Alginate (Alg) hydrogels have attracted extensive attention in the biomedical field due to their biocompatibility. However, single Alg hydrogels exhibit weak mechanical strength, poor stability and cell adhesion, which severely restricts their biomedical application. For this reason, we designed alginate/gelatin/cellulose nanocrystals (Alg/G/CNCs) composite hydrogels by combining interpenetrating network (IPN) technology, cellulose nanocrystals (CNCs) reinforcement and in situ cross-linking method to improve the functional defects of Alg hydrogels. The structure and properties of the resultant Alg/G/CNCs composite hydrogels were comprehensively evaluated by FT-IR, TGA, XRD, swelling and degradability measurements, and cytocompatibility experiments. Alg/G/CNCs composite hydrogels with regular three-dimensional porous network (3D) structures was successfully fabricated through the ionic cross-linking of alginate and the covalent cross-linking of gelatin, followed by the reinforcement of colloidal cellulose nanocrystals (CNCs) that were prepared by sulfuric acid hydrolysis of microcrystalline cellulose (MCC). The addition of CNCs could generate interaction force with the polymer in the IPN matrix, which was able to regulate the physicochemical properties of the composite hydrogel to a certain extent. Moreover, with the increase of gelatin (G) content, the compressive strength of Alg/G/CNCs composite hydrogels gradually increased, while the swelling property decreased gradually. Meanwhile, Alg/G/CNCs composite hydrogels exhibited good cell adhesion, proliferation and differentiation properties. In particular, Alg/0.5G/CNCs composite hydrogels displayed the best cell proliferation effect, while Alg/2G/CNCs composite hydrogels revealedthe most significant cell differentiation effect. Therefore, Alg/G/CNCs composite hydrogels could exhibit good mechanical properties and biocompatibility, which possessed great application potential in the field of tissue engineering.

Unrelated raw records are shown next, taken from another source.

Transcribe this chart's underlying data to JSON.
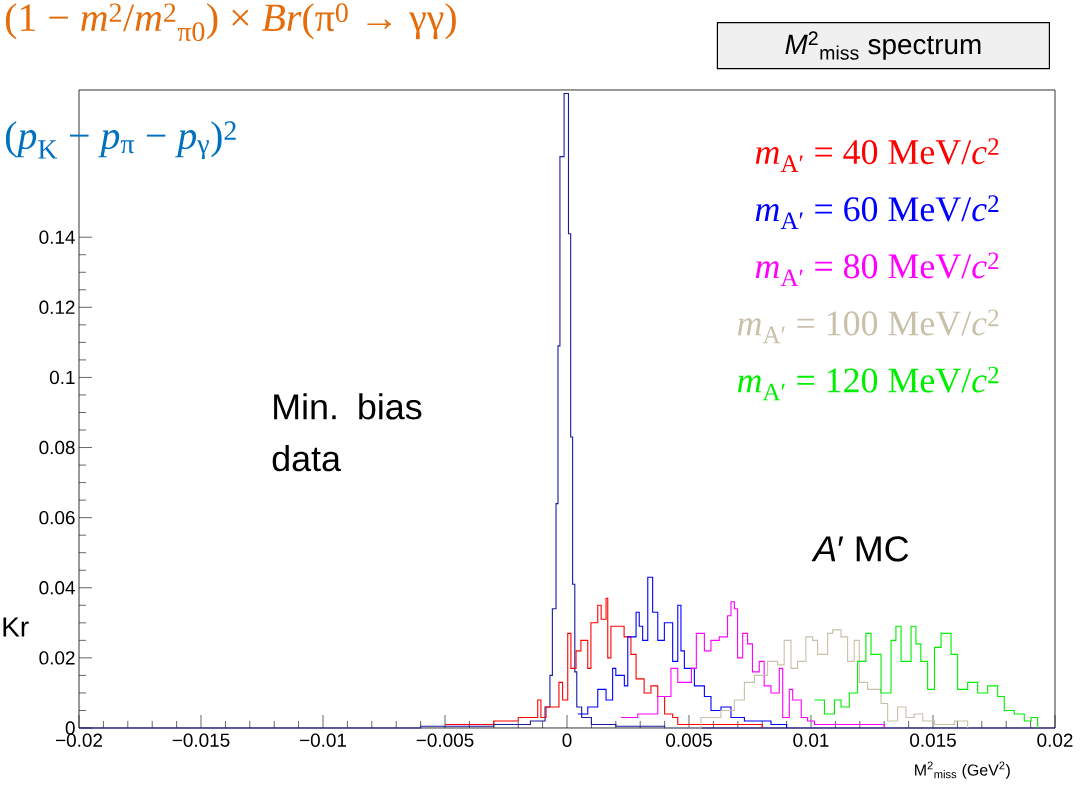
{
  "chart_data": {
    "type": "step",
    "title": "*M*$^{2}$$_{miss}$ spectrum",
    "xlabel": "M$^{2}$$_{miss}$ (GeV$^{2}$)",
    "annotations": [
      "(1 − *m*$^{2}$/*m*$^{2}$$_{π0}$) × *Br*(π$^{0}$ → γγ)",
      "(*p*$_{K}$ − *p*$_{π}$ − *p*$_{γ}$)$^{2}$",
      "Kr",
      "Min. bias data",
      "*A*′ MC"
    ],
    "xlim": [
      -0.02,
      0.02
    ],
    "ylim": [
      0,
      0.182
    ],
    "xticks": [
      {
        "value": -0.02,
        "label": "−0.02"
      },
      {
        "value": -0.015,
        "label": "−0.015"
      },
      {
        "value": -0.01,
        "label": "−0.01"
      },
      {
        "value": -0.005,
        "label": "−0.005"
      },
      0,
      0.005,
      0.01,
      0.015,
      0.02
    ],
    "yticks": [
      0,
      0.02,
      0.04,
      0.06,
      0.08,
      0.1,
      0.12,
      0.14
    ],
    "legend": "top right",
    "series": [
      {
        "color": "#1a1aa0",
        "x": [
          -0.02,
          -0.006,
          -0.003,
          -0.0015,
          -0.0009,
          -0.0007,
          -0.0006,
          -0.00045,
          -0.00037,
          -0.00029,
          -0.00012,
          6e-05,
          0.00015,
          0.00023,
          0.00032,
          0.0004,
          0.0006,
          0.001,
          0.002,
          0.004,
          0.02
        ],
        "values": [
          0,
          0.0005,
          0.001,
          0.002,
          0.006,
          0.015,
          0.034,
          0.064,
          0.109,
          0.163,
          0.181,
          0.141,
          0.083,
          0.041,
          0.016,
          0.006,
          0.003,
          0.001,
          0.0005,
          0,
          0
        ]
      },
      {
        "name": "*m*$_{A′}$ = 40 MeV/*c*$^{2}$",
        "color": "#ff0000",
        "x": [
          -0.005,
          -0.003,
          -0.002,
          -0.0012,
          -0.00107,
          -0.00086,
          -0.00033,
          -0.00018,
          3e-05,
          0.00016,
          0.00037,
          0.00057,
          0.00085,
          0.00098,
          0.00126,
          0.0014,
          0.0016,
          0.00167,
          0.0018,
          0.00234,
          0.00262,
          0.00283,
          0.00316,
          0.00344,
          0.00372,
          0.004,
          0.00433,
          0.00454,
          0.0051,
          0.007,
          0.008
        ],
        "values": [
          0.001,
          0.002,
          0.003,
          0.008,
          0.003,
          0.006,
          0.013,
          0.008,
          0.027,
          0.017,
          0.022,
          0.025,
          0.017,
          0.03,
          0.035,
          0.031,
          0.037,
          0.02,
          0.029,
          0.026,
          0.021,
          0.014,
          0.01,
          0.012,
          0.009,
          0.004,
          0.003,
          0.001,
          0.001,
          0.001,
          0
        ]
      },
      {
        "name": "*m*$_{A′}$ = 60 MeV/*c*$^{2}$",
        "color": "#0000ff",
        "x": [
          0.00044,
          0.00085,
          0.00126,
          0.0016,
          0.00187,
          0.002,
          0.00235,
          0.00249,
          0.00283,
          0.00296,
          0.0031,
          0.00331,
          0.00351,
          0.00372,
          0.00399,
          0.00433,
          0.00454,
          0.00467,
          0.00481,
          0.00522,
          0.00563,
          0.0059,
          0.00631,
          0.00672,
          0.00727,
          0.00836,
          0.009
        ],
        "values": [
          0.004,
          0.006,
          0.011,
          0.008,
          0.017,
          0.015,
          0.012,
          0.026,
          0.033,
          0.029,
          0.025,
          0.043,
          0.033,
          0.025,
          0.03,
          0.019,
          0.035,
          0.022,
          0.017,
          0.012,
          0.009,
          0.005,
          0.006,
          0.003,
          0.002,
          0.001,
          0
        ]
      },
      {
        "name": "*m*$_{A′}$ = 80 MeV/*c*$^{2}$",
        "color": "#ff00ff",
        "x": [
          0.00221,
          0.0029,
          0.00372,
          0.00426,
          0.00454,
          0.0051,
          0.0053,
          0.00563,
          0.0059,
          0.00624,
          0.00658,
          0.00672,
          0.00686,
          0.00699,
          0.0072,
          0.0074,
          0.0076,
          0.00788,
          0.00808,
          0.00836,
          0.0087,
          0.00884,
          0.00911,
          0.00925,
          0.0096,
          0.00986,
          0.01014,
          0.012,
          0.013
        ],
        "values": [
          0.003,
          0.004,
          0.009,
          0.017,
          0.013,
          0.017,
          0.027,
          0.022,
          0.025,
          0.026,
          0.032,
          0.036,
          0.034,
          0.02,
          0.027,
          0.024,
          0.016,
          0.019,
          0.012,
          0.01,
          0.017,
          0.003,
          0.011,
          0.008,
          0.003,
          0.002,
          0.001,
          0.001,
          0
        ]
      },
      {
        "name": "*m*$_{A′}$ = 100 MeV/*c*$^{2}$",
        "color": "#c8c0a8",
        "x": [
          0.004,
          0.00549,
          0.00631,
          0.00686,
          0.00727,
          0.00768,
          0.00822,
          0.00863,
          0.0089,
          0.00918,
          0.00945,
          0.00979,
          0.01007,
          0.01027,
          0.01068,
          0.01089,
          0.01123,
          0.0115,
          0.01177,
          0.01198,
          0.01232,
          0.01287,
          0.01314,
          0.01355,
          0.01389,
          0.01423,
          0.01458,
          0.01506,
          0.01588,
          0.01642
        ],
        "values": [
          0,
          0.003,
          0.005,
          0.008,
          0.013,
          0.015,
          0.019,
          0.018,
          0.025,
          0.017,
          0.019,
          0.026,
          0.025,
          0.021,
          0.027,
          0.028,
          0.026,
          0.019,
          0.025,
          0.013,
          0.011,
          0.007,
          0.002,
          0.006,
          0.003,
          0.004,
          0.002,
          0.001,
          0.002,
          0
        ]
      },
      {
        "name": "*m*$_{A′}$ = 120 MeV/*c*$^{2}$",
        "color": "#00ee00",
        "x": [
          0.01014,
          0.01055,
          0.01096,
          0.01123,
          0.01157,
          0.01191,
          0.01225,
          0.01246,
          0.01287,
          0.01328,
          0.01348,
          0.01369,
          0.0141,
          0.0143,
          0.0145,
          0.01478,
          0.01506,
          0.01533,
          0.01574,
          0.01601,
          0.01642,
          0.01683,
          0.01724,
          0.01765,
          0.01792,
          0.01833,
          0.01874,
          0.01902,
          0.01929
        ],
        "values": [
          0.008,
          0.004,
          0.008,
          0.006,
          0.01,
          0.019,
          0.027,
          0.021,
          0.01,
          0.025,
          0.029,
          0.019,
          0.029,
          0.024,
          0.019,
          0.011,
          0.023,
          0.027,
          0.021,
          0.011,
          0.013,
          0.01,
          0.012,
          0.009,
          0.005,
          0.004,
          0.002,
          0.003,
          0
        ]
      }
    ]
  }
}
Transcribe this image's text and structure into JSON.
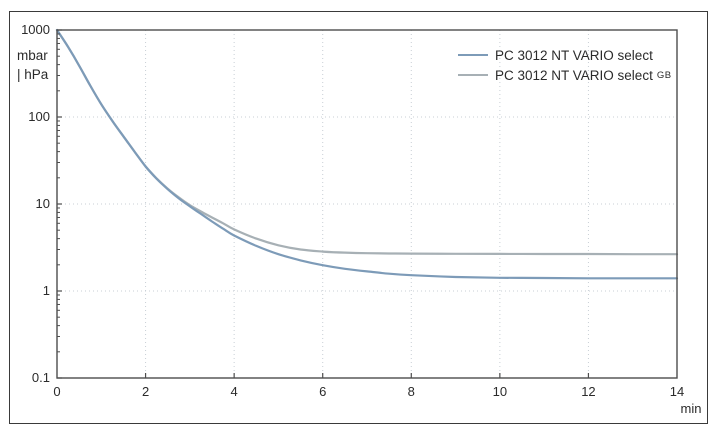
{
  "figure": {
    "background": "#ffffff",
    "frame_color": "#3a3a3a",
    "axis_color": "#4d4d4d",
    "text_color": "#2b2b2b",
    "grid_color": "#c8cfd6"
  },
  "chart_data": {
    "type": "line",
    "title": "",
    "x_axis": {
      "label": "min",
      "ticks": [
        0,
        2,
        4,
        6,
        8,
        10,
        12,
        14
      ],
      "range": [
        0,
        14
      ],
      "scale": "linear"
    },
    "y_axis": {
      "unit_line1": "mbar",
      "unit_line2": "| hPa",
      "ticks": [
        "1000",
        "100",
        "10",
        "1",
        "0.1"
      ],
      "tick_values": [
        1000,
        100,
        10,
        1,
        0.1
      ],
      "range": [
        0.1,
        1000
      ],
      "scale": "log"
    },
    "grid": {
      "visible": true,
      "style": "dotted"
    },
    "legend_position": "top-right",
    "x": [
      0,
      0.25,
      0.5,
      0.75,
      1,
      1.25,
      1.5,
      1.75,
      2,
      2.25,
      2.5,
      2.75,
      3,
      3.25,
      3.5,
      3.75,
      4,
      4.5,
      5,
      5.5,
      6,
      6.5,
      7,
      7.5,
      8,
      9,
      10,
      11,
      12,
      13,
      14
    ],
    "series": [
      {
        "name": "PC 3012 NT VARIO select",
        "suffix": "",
        "color": "#7d9bb8",
        "ultimate_pressure_mbar": 1.4,
        "values": [
          1000,
          640,
          390,
          230,
          140,
          90,
          60,
          40,
          27,
          19.5,
          14.8,
          11.6,
          9.4,
          7.7,
          6.3,
          5.2,
          4.35,
          3.3,
          2.65,
          2.25,
          1.98,
          1.8,
          1.68,
          1.58,
          1.52,
          1.45,
          1.42,
          1.41,
          1.4,
          1.4,
          1.4
        ]
      },
      {
        "name": "PC 3012 NT VARIO select",
        "suffix": "GB",
        "color": "#a7b0b5",
        "ultimate_pressure_mbar": 2.65,
        "values": [
          1000,
          640,
          390,
          230,
          140,
          90,
          60,
          40,
          27,
          19.7,
          15,
          11.9,
          9.7,
          8.2,
          7,
          6,
          5.1,
          4,
          3.35,
          3,
          2.84,
          2.76,
          2.72,
          2.7,
          2.69,
          2.68,
          2.67,
          2.66,
          2.66,
          2.65,
          2.65
        ]
      }
    ]
  }
}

海藻酸盐（Alg）水凝胶由于其生物相容性而在生物医学领域引起了广泛关注。然而，单一的Alg水凝胶机械强度弱、稳定性和细胞粘附性差，严重限制了其生物医学应用。为此，我们结合互穿网络（IPN）技术、纤维素纳米晶（CNCs）增强和原位交联方法设计了海藻酸盐/明胶/纤维素纳米晶（Alg/G/CNCs）复合水凝胶，以改善Alg的功能缺陷。水凝胶。通过FT-IR、TGA、XRD、溶胀和降解性测量以及细胞相容性实验对所得Alg/G/CNCs复合水凝胶的结构和性能进行了综合评价。通过海藻酸盐的离子交联和明胶的共价交联，成功制备了具有规则三维多孔网络（3D）结构的Alg/G/CNCs复合水凝胶，然后通过胶体纤维素纳米晶体（CNCs）进行增强，由微晶纤维素（MCC）经硫酸水解制备。CNC的添加可以与IPN基质中的聚合物产生相互作用力，从而在一定程度上调节复合水凝胶的理化性能。此外，随着明胶（G）含量的增加，Alg/G/CNCs复合水凝胶的抗压强度逐渐增加，而溶胀性能逐渐下降。同时，Alg/G/CNCs复合水凝胶表现出良好的细胞粘附、增殖和分化特性。其中，Alg/0.5G/CNCs复合水凝胶表现出最佳的细胞增殖效果，而Alg/2G/CNCs复合水凝胶则表现出最显着的细胞分化效果。因此，Alg/G/CNCs复合水凝胶具有良好的机械性能和生物相容性，在组织工程领域具有巨大的应用潜力。